Defensive Rebounds and Total Rebounds Versus Win Percentage

Lets compute some data related to this that will be fun to graph. We’re going to compute what percentage of the time a team wins as a function of the number of defensive rebounds they recorded. This aggregation is pretty simple, all we need to do is $unwind the box score, and use $group to compute the average value of the won flag across each different defensive rebounding total.

db.games.aggregate([
  {
    $unwind : '$box'
  },
  {
    $group : {
      _id : '$box.team.drb',
      winPercentage : { $avg : '$box.won' }
    }
  },
  {
    $sort : { _id : 1 }
  }
]);

And when we graph out the results of this aggregation, we can create a nice graph which neatly shows a pretty solid correlation between defensive rebounds and win percentage. An interesting factoid: the team that recorded the fewest defensive rebounds in a win was the 1995-96 Toronto Raptors, who beat the Milwaukee Bucks 93-87 on 12/26/1995 despite recording only 14 defensive rebounds.
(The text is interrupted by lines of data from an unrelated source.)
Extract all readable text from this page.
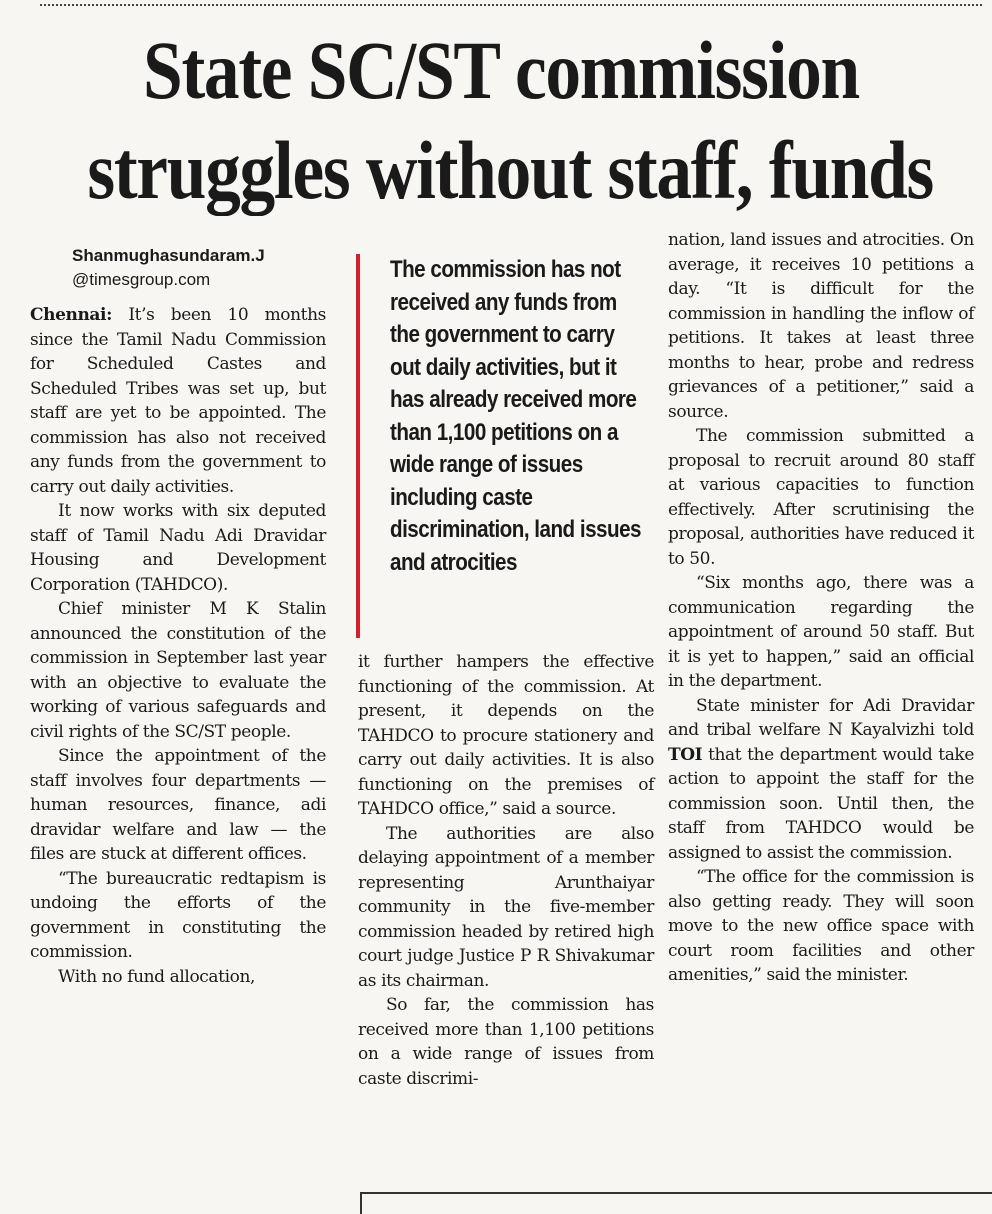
State SC/ST commission
struggles without staff, funds
Shanmughasundaram.J
@timesgroup.com

Chennai: It’s been 10 months since the Tamil Nadu Commission for Scheduled Castes and Scheduled Tribes was set up, but staff are yet to be appointed. The commission has also not received any funds from the government to carry out daily activities.

It now works with six deputed staff of Tamil Nadu Adi Dravidar Housing and Development Corporation (TAHDCO).

Chief minister M K Stalin announced the constitution of the commission in September last year with an objective to evaluate the working of various safeguards and civil rights of the SC/ST people.

Since the appointment of the staff involves four departments — human resources, finance, adi dravidar welfare and law — the files are stuck at different offices.

“The bureaucratic redtapism is undoing the efforts of the government in constituting the commission.

With no fund allocation,

The commission has not received any funds from the government to carry out daily activities, but it has already received more than 1,100 petitions on a wide range of issues including caste discrimination, land issues and atrocities

it further hampers the effective functioning of the commission. At present, it depends on the TAHDCO to procure stationery and carry out daily activities. It is also functioning on the premises of TAHDCO office,” said a source.

The authorities are also delaying appointment of a member representing Arunthaiyar community in the five-member commission headed by retired high court judge Justice P R Shivakumar as its chairman.

So far, the commission has received more than 1,100 petitions on a wide range of issues from caste discrimi-

nation, land issues and atrocities. On average, it receives 10 petitions a day. “It is difficult for the commission in handling the inflow of petitions. It takes at least three months to hear, probe and redress grievances of a petitioner,” said a source.

The commission submitted a proposal to recruit around 80 staff at various capacities to function effectively. After scrutinising the proposal, authorities have reduced it to 50.

“Six months ago, there was a communication regarding the appointment of around 50 staff. But it is yet to happen,” said an official in the department.

State minister for Adi Dravidar and tribal welfare N Kayalvizhi told TOI that the department would take action to appoint the staff for the commission soon. Until then, the staff from TAHDCO would be assigned to assist the commission.

“The office for the commission is also getting ready. They will soon move to the new office space with court room facilities and other amenities,” said the minister.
We can pretty easily modify the above aggregation to compute the same breakdown for total rebounds (TRB) versus defensive rebounds, and see if we get a different result.

db.games.aggregate([
  {
    $unwind : '$box'
  },
  {
    $group : {
      _id : '$box.team.trb',
      winPercentage : { $avg : '$box.won' }
    }
  },
  {
    $sort : { _id : 1 }
  }
]);

And in fact we do! After about 53 total rebounds, the positive correlation between total rebounds and win percentage vanishes completely! The correlation is definitely not as strong here as it was for defensive rebounds. As an aside, the Cleveland Cavaliers beat the New York Knicks 101-97 on April 11, 1996, despite recording only 21 total rebounds. Inversely, the San Antonio Spurs lost to the Houston Rockets, 112-110, on January 4, 1992 despite recording 75 total rebounds.

Conclusion

I hope this blog post has gotten you as excited about the aggregation framework as I am. Once again, you can download the data set here, and you’re very much encouraged to play with it yourself. I look forward to seeing what unique NBA analyses y’all will come up with.

Legal note: the attached data set is property of Sports Reference, LLC, and may only be used for education and evaluation under clause #1 of their terms of use. If you have not read or do not agree to Sports Reference, LLC’s terms of use, please do not download the data set.